Album Review: The Strokes – Room On Fire
Room On Fire is the second album by The Strokes. The title of the album is actually taken from one of the lyrics in the song Reptilia. In 2001, The Strokes burst onto the scene with their debut album, Is This It? It was the album that defined what The Strokes were all about and its impact on music will never be forgotten because of how slick and cool it was. The album became a saviour for modern day rock and roll. So would Room On Fire be able to create the same impact or would it just end up being a massive disaster that literally set a room on fire?
Room On Fire begins with What Ever Happened. The track resembles the same rhetorical question that The Strokes asked on their debut, Is This It? What Ever Happened is almost the answer to Is This It? because the band had bowled everyone over with their debut, so Room On Fire was a turning point as the band had to ask themselves where they were going to go now. Reptilia is one of the tracks that defines what The Strokes do at their very best. The track offers a polyphonic texture. The pre-chorus is where all instruments come together wonderfully with Valensi providing the octaves and Fraiture playing a quirky bass line that complements Valensi’s octaves wonderfully. Hammond Jr also provides a legato guitar riff which means that notes are played together smoothly. The pre-chorus and chorus can be described as having polyphonic textures as there are three contrasting melodies playing simultaneously. After the chorus the song goes back to having monophonic and homophonic textures, as part of the verse is sung with just Casablancas’ vocals and Valensi’s guitar riff (monophony) and then when the second guitar comes in with chords as well as the bass (homophony).

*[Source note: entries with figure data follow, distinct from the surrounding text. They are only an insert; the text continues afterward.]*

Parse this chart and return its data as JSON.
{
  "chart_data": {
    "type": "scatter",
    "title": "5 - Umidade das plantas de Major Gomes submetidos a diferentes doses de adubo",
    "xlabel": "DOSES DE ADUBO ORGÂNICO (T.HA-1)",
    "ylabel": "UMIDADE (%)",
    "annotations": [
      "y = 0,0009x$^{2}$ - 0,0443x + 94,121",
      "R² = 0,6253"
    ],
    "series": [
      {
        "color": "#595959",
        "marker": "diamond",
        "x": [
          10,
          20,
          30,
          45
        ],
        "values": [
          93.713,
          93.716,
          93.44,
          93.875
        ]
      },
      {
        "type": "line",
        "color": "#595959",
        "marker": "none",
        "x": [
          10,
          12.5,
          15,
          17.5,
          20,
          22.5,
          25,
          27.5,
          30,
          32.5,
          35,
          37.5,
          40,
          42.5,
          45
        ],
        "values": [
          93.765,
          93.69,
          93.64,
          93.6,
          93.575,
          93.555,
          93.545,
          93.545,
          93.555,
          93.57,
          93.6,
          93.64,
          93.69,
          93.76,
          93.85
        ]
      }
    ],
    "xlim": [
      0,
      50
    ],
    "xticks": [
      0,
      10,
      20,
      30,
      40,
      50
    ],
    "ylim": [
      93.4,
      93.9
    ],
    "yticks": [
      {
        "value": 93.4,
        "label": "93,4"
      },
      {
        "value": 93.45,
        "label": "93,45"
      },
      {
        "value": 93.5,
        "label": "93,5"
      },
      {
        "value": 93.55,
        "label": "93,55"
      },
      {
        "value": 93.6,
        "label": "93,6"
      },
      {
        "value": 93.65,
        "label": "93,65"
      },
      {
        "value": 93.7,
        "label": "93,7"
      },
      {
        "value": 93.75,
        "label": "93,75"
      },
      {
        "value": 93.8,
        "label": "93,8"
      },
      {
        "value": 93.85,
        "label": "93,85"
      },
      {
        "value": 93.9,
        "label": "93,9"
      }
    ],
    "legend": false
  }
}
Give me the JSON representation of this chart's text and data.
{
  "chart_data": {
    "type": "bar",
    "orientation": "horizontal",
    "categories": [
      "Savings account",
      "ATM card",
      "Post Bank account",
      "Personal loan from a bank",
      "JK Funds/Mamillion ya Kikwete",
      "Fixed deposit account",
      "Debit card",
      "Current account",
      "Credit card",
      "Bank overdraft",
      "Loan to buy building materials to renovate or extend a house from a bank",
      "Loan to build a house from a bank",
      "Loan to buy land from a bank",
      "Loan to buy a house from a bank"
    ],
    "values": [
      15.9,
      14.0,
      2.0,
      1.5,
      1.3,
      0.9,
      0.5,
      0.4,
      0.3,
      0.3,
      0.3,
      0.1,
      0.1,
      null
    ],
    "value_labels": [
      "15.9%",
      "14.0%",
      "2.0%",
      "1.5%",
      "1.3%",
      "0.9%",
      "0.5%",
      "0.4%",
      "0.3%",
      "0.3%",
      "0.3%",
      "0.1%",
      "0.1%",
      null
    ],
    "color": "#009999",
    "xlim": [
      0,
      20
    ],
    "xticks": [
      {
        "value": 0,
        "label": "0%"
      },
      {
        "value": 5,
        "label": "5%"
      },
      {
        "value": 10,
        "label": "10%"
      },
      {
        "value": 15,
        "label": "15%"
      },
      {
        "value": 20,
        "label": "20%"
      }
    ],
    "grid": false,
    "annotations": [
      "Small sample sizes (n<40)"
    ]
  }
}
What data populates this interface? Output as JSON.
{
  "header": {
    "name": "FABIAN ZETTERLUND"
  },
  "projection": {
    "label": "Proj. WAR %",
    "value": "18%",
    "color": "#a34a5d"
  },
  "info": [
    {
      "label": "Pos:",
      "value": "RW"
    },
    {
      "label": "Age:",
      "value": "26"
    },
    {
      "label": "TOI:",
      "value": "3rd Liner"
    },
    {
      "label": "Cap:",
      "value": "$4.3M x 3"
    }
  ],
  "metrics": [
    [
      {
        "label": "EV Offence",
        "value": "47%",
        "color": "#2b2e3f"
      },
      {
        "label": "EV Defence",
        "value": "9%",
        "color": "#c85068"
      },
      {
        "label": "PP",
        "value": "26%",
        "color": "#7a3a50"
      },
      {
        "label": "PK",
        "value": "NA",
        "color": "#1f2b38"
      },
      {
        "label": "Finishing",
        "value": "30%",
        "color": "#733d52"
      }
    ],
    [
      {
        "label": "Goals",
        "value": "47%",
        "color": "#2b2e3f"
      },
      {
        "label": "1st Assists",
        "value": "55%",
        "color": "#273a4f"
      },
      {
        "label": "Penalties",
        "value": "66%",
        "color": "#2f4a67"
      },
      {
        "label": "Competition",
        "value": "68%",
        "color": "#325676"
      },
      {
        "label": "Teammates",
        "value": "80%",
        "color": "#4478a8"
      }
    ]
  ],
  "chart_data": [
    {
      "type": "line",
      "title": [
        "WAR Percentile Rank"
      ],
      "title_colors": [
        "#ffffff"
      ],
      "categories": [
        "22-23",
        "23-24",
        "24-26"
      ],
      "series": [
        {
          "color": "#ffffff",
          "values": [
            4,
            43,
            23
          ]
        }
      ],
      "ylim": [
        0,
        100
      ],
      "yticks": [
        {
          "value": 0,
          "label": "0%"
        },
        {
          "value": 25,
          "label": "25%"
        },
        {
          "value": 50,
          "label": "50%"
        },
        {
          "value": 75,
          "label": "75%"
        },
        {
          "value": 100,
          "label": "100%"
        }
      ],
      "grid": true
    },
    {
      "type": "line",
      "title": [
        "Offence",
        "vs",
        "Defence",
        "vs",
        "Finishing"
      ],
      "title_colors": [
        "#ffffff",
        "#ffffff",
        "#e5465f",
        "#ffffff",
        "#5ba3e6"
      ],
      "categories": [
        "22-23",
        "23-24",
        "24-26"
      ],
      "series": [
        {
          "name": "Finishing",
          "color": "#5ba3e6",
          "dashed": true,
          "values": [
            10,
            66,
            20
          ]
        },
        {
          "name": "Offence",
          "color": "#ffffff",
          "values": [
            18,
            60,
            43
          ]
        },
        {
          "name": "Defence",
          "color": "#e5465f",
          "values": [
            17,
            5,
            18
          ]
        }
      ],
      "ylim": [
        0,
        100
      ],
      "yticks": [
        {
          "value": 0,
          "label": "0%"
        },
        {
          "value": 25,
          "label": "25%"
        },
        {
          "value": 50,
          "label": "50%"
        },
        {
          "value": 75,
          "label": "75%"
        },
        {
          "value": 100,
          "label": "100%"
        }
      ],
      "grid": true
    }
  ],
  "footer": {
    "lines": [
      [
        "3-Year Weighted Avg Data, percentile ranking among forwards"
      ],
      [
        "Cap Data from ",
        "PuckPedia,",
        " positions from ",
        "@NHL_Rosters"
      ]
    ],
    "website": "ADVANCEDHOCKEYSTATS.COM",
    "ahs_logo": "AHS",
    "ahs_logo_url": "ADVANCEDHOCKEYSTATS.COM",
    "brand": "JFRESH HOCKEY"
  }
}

Automatic Stop leans towards reggae influences as there is a quick pick of chords. Hammond Jr provides a heavy progression of single notes and also a quirky riff in the chorus where Casablanca’s sings “Wait, I’m going to give it a break/I’m not your friend/I never was.” The song is based on relationships. Throughout Room On Fire, the song meanings are very ambiguous which could be partly due to Casablancas’ experiences with relationships. 12:51 is one of the tracks that show The Strokes have stepped it up and have thought outside the box since the days of Is This It? Valensi messed around with the controls on his amplifier which made him blow up a few amplifiers when trying to create the synthesiser sound on his guitar. The guitar riff in the verse is fantastic because it mimics what Casablancas’ is singing. 12:51 highlights The Strokes as creative musicians because of the way they incorporate electronica into Room On Fire; it shows a lovely contrast in genres from their predecessor.
Between Love & Hate begins with Moretti’s drum beat. As the song title suggests this is about Casablancas’ past relationships. Casablancas looks back on why one relationship never worked in lyrics “She’d be in the kitchen/I would start the fire/Those days are gone/PS if I may ask why.” In the chorus you are able to hear more reggae influences with the chord progressions. Meet Me In The Bathroom is one of the best tracks on this album, even though it has a pretty raunchy and controversial title! Fraiture’s bass line remains prominent and drives the song nicely. The song has a great chorus which is ridiculously catchy “Meet me in the bathroom/That’s what she said/I don’t mind it’s true.” Under Control highlights Julian Casablancas’ singing and brings out the soul genre on Room On Fire.
Room On Fire is an incredible and worthy sequel to their magnificent debut, Is This It? Room On Fire may have not been as strong as their debut because it provided a template on how rock music should be made. Is This It? set a benchmark in the 21st century for subsequent artists such as The Arctic Monkeys, Franz Ferdinand and Kings Of Leon. But the advantage that Room On Fire has over their debut is that they experiment a lot more by incorporating electronic aspects in their tracks while keeping their reggae influences intact. Room On Fire highlights that The Strokes had so much more to give after Is This It?